Overall, UNRWA prices were equal to or less than MSH, JPD, GCC and IDA (blister packs), and 12% more than IDA prices (bulk packs). Based on the quantities purchased and price of each medicine, overall expenditure would increase if UNRWA purchased at IDA, JPD or GCC prices. However, if a limited list of 9 medicines could be purchased at comparator prices, savings of about US$ 1.6 million might be achieved (about 10% of General Fund medicine expenditure). There are a few cases where companies are charging UNRWA a higher price despite larger quantities procured than they charge JPD or GCC.

Across all medicines procured locally and centrally, Jordan field and Syria field are paying 7% and 20% less respectively when procuring locally. Overall Lebanon, West Bank and Gaza are paying 83% to 128% more than the central tender price when procuring locally. However, in all cases except Syria few medicines were purchased locally, and some fields, in particular Gaza and West Bank fields are limited in the number of suppliers they can purchase from.
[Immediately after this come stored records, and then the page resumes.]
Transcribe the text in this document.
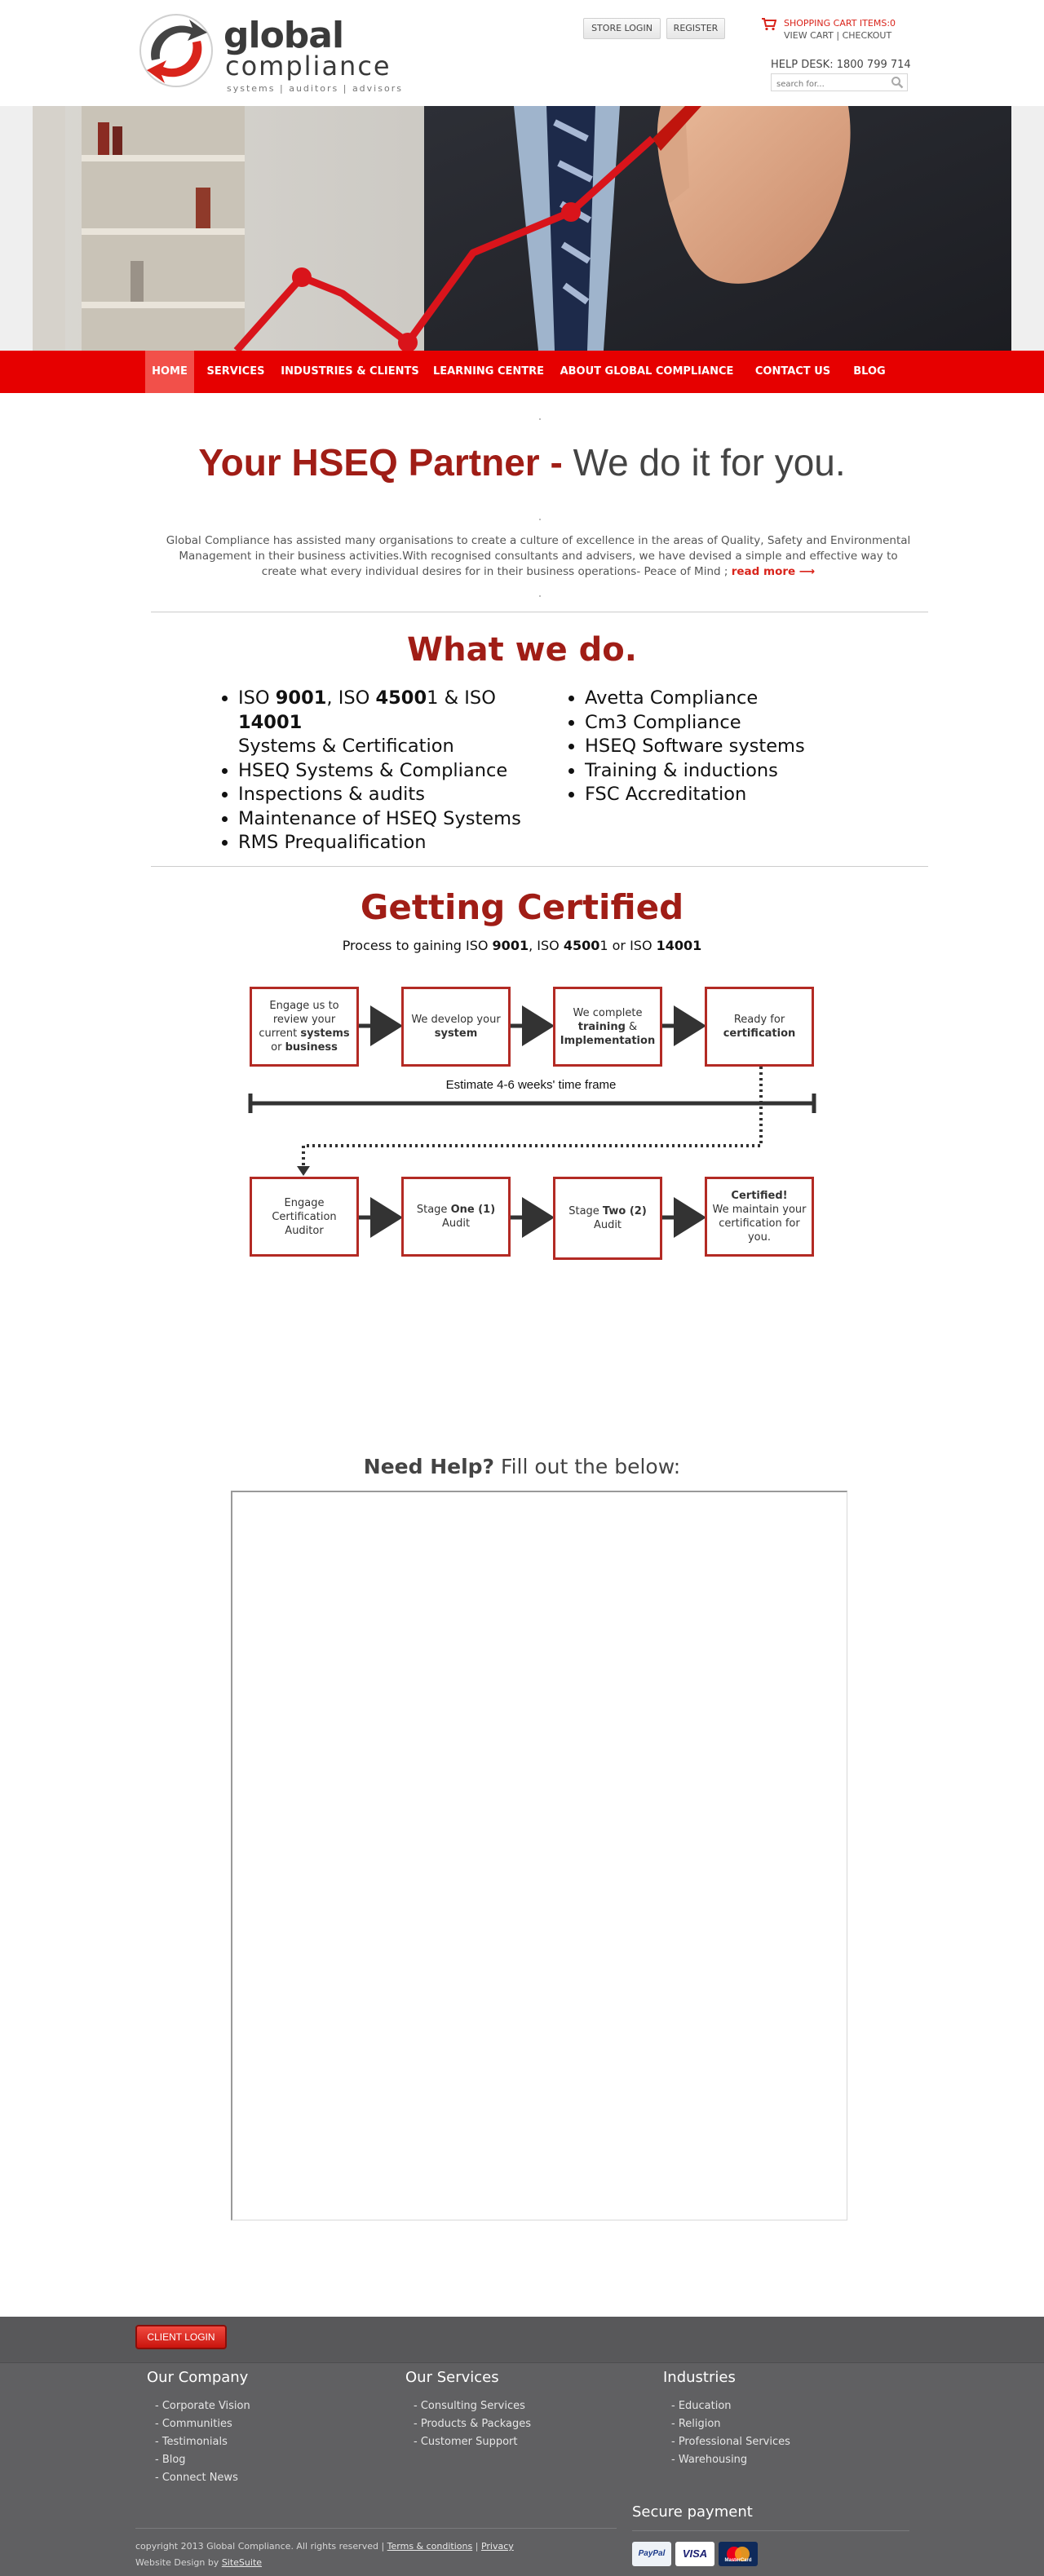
global
compliance
systems | auditors | advisors
STORE LOGIN	REGISTER	SHOPPING CART ITEMS:0
VIEW CART | CHECKOUT
HELP DESK: 1800 799 714
search for...
HOME	SERVICES	INDUSTRIES & CLIENTS	LEARNING CENTRE	ABOUT GLOBAL COMPLIANCE	CONTACT US	BLOG
Your HSEQ Partner - We do it for you.
Global Compliance has assisted many organisations to create a culture of excellence in the areas of Quality, Safety and Environmental Management in their business activities.With recognised consultants and advisers, we have devised a simple and effective way to create what every individual desires for in their business operations- Peace of Mind ; read more ⟶
What we do.
• ISO 9001, ISO 45001 & ISO 14001
Systems & Certification
• HSEQ Systems & Compliance
• Inspections & audits
• Maintenance of HSEQ Systems
• RMS Prequalification
• Avetta Compliance
• Cm3 Compliance
• HSEQ Software systems
• Training & inductions
• FSC Accreditation
Getting Certified
Process to gaining ISO 9001, ISO 45001 or ISO 14001
Engage us to review your current systems or business
We develop your system
We complete training & Implementation
Ready for certification
Estimate 4-6 weeks' time frame
Engage Certification Auditor
Stage One (1)
Audit
Stage Two (2)
Audit
Certified!
We maintain your certification for you.
Need Help? Fill out the below:
CLIENT LOGIN
Our Company
- Corporate Vision
- Communities
- Testimonials
- Blog
- Connect News
Our Services
- Consulting Services
- Products & Packages
- Customer Support
Industries
- Education
- Religion
- Professional Services
- Warehousing
copyright 2013 Global Compliance. All rights reserved | Terms & conditions | Privacy
Website Design by SiteSuite
Secure payment
PayPal	VISA
MasterCard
Two major issues were identified when reviewing the procurement process. The first is the lack of clear criteria when prequalifying suppliers and limited product quality testing which pose a potential risk that UNRWA could purchase and distribute substandard products. That said, quality tests on products supplied to Jordan field have not detected problems for many years. The second is that while the number of pre-qualified suppliers of medicines has increased over the last few years, currently numbering 100 companies, expansion would be beneficial especially from outside the region where prices may be more competitive.

Other procurement issues include fields wanting to procure locally due to the tardiness of the tender process, quantification based on consumption rather than need, and a lack of transparency on awarded tenders. The current IT system is not efficient. Not all health centers are computerized and where they do operate, there is no integration with the Central Pharmacy and headquarters. It appears that demand side issues are not given as much focus as supply issues. UNRWA pharmacists appear to focus predominantly on inventory management. There is a need for pharmacists to work more with patients and health care providers to improve the use of medicines.

Key recommendations include exploring options to reduce the prices for a limited list of medicines, and annual monitoring of the prices of the top 20 medicines by expenditure. A priority should be the development of minimum regulatory standards for prequalifying suppliers and product quality assurance. Consideration should be given to identifying suppliers particularly from outside the region who are supplying products registered with competent regulatory authorities and are likely to have competitive prices. Efficiencies could be gained with a more user-friendly and integrated computer system, and pharmacists involved in medicine use issues.